Я шел по Милионной, мимо атлантов, Эрмитажа и все еще митинговавшей молодежи. Было странно фланировать по самому сердцу парадного пушкинского города в заляпанном грязью комбинезоне. Представлялись какие-то экипажи с конями, дамы в мантах и спутники их в цилиндрах. Даже недокормленное студенчество казалось мне более уместным тут, чем я. Какая, думал я, к черту гоголевская шинель, какой нахер хруст французской булки. Булыжник - оружие пролетария, и я его копаю.
Знаний мне дали. Мудрейшие аспиранты сказали: бурить не надо, надо заточить трубу рашпилем, и вбивать её кувалдой подкручивая. И даже нашли мне и кувалду и рашпиль. И шведский трубный ключ для подкручивать.
Стемнело. Мы повесили на дерево над ямой фонарь, и стали бить в трубу. Неожиданно дело пошло. Странным образом, никто из обитателей надскверных окон не протестовал. Возможно, наши «брокеры» были и вправду крутыми ребятами. У коллеги вдруг вспомнилось какое-то дело на пару часов, и я остался один. Я старался бить сильно и точно, чтоб не шуметь лишнего. После каждых пяти-десяти сантиметров трубу я извлекал и выколачивал из нее набившуюся кирпичную крошку. Скважина немного осыпалась, но не фатально, и я надеялся закончить историю до полуночи. И еще я очень надеялся, что мы не промажем мимо колодца.

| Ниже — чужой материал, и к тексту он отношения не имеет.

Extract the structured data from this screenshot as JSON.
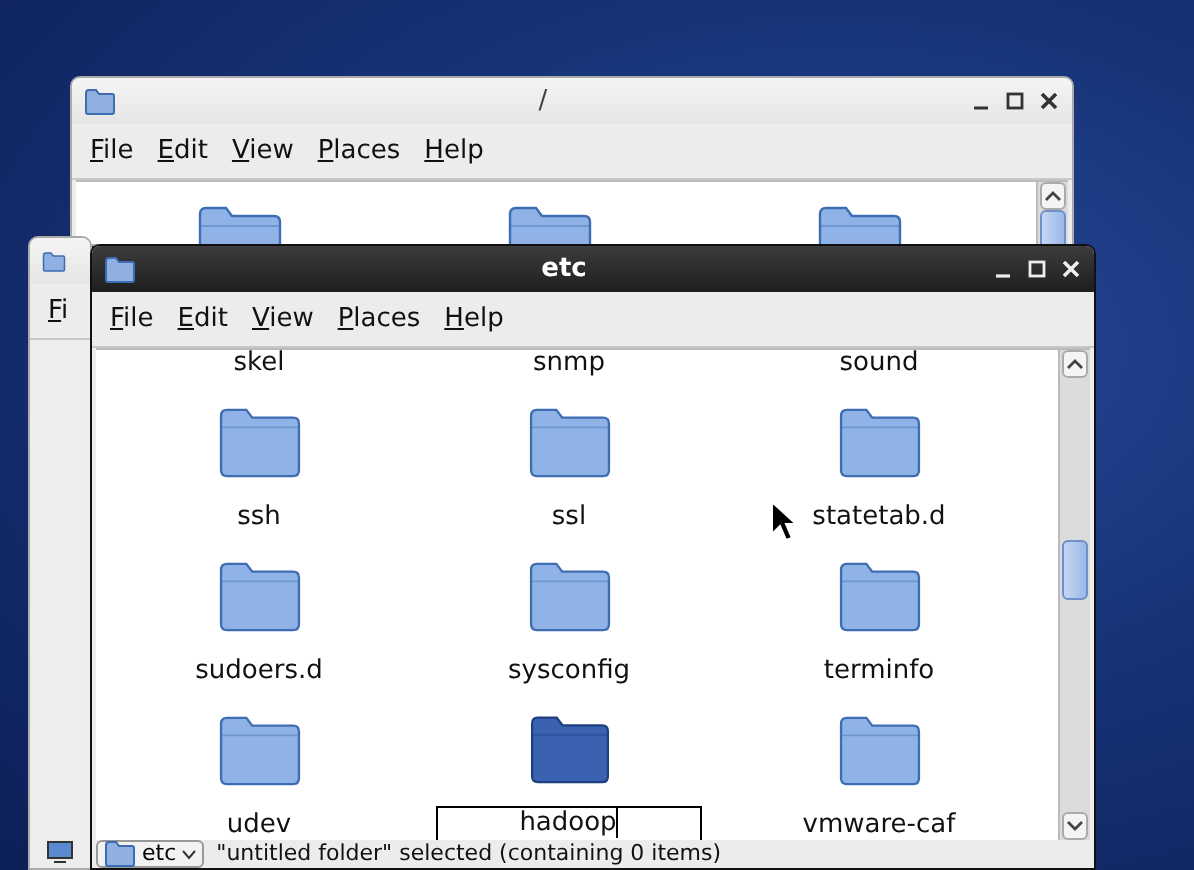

Эта мысль меня тревожила, и чтоб разрешить сомнения я был сильнее, стремясь сократить время неопределенности. Вдруг сзади меня окликнули
— Эй!
По тем временам оклик сзади ничего хорошего не сулил. Шальные были времена. Я развернулся не выпуская кувалды, шагнул вперед, чтоб меня не слепил фонарь. На краю ямы стоял мужик с телефоном в руках. Телефонный шнур уходил в парадное. Я с трудом представлял себе его длину.
— Ты Дима?
— Я.
— Говорят, ты умеешь по английски говорить.
Я так ошалел, что даже не мог глумиться.
— Могу попробовать. А зачем?
— Там «финик» один, чего он хочет?
Финский человек Тойво хотел знать судьбу каких то вагонов с доской. Мужик обрадованно попросил перевести, что вагоны на мази, и все будет путем. Смотрел на меня с вынужденным уважением.
— Спасибо, братан, даешь, интеллигенция!
Он ушел в темноту сматывая телефонный провод, как фронтовой связист.
«Ду ю спик инглиш? Ай ду, а толку-то?»
Мужик вернулся с початой бутылкой «Абсолюта» и коробкой каких-то пафосных конфет.
— На, спасибо!
Первый раз я получил гонорар за знания. Вове не сказал, в конце-концов это был мой личный сайд-проект. Той же ночью мы затолкали трубу в колодец, протянули кабель, и закопали яму.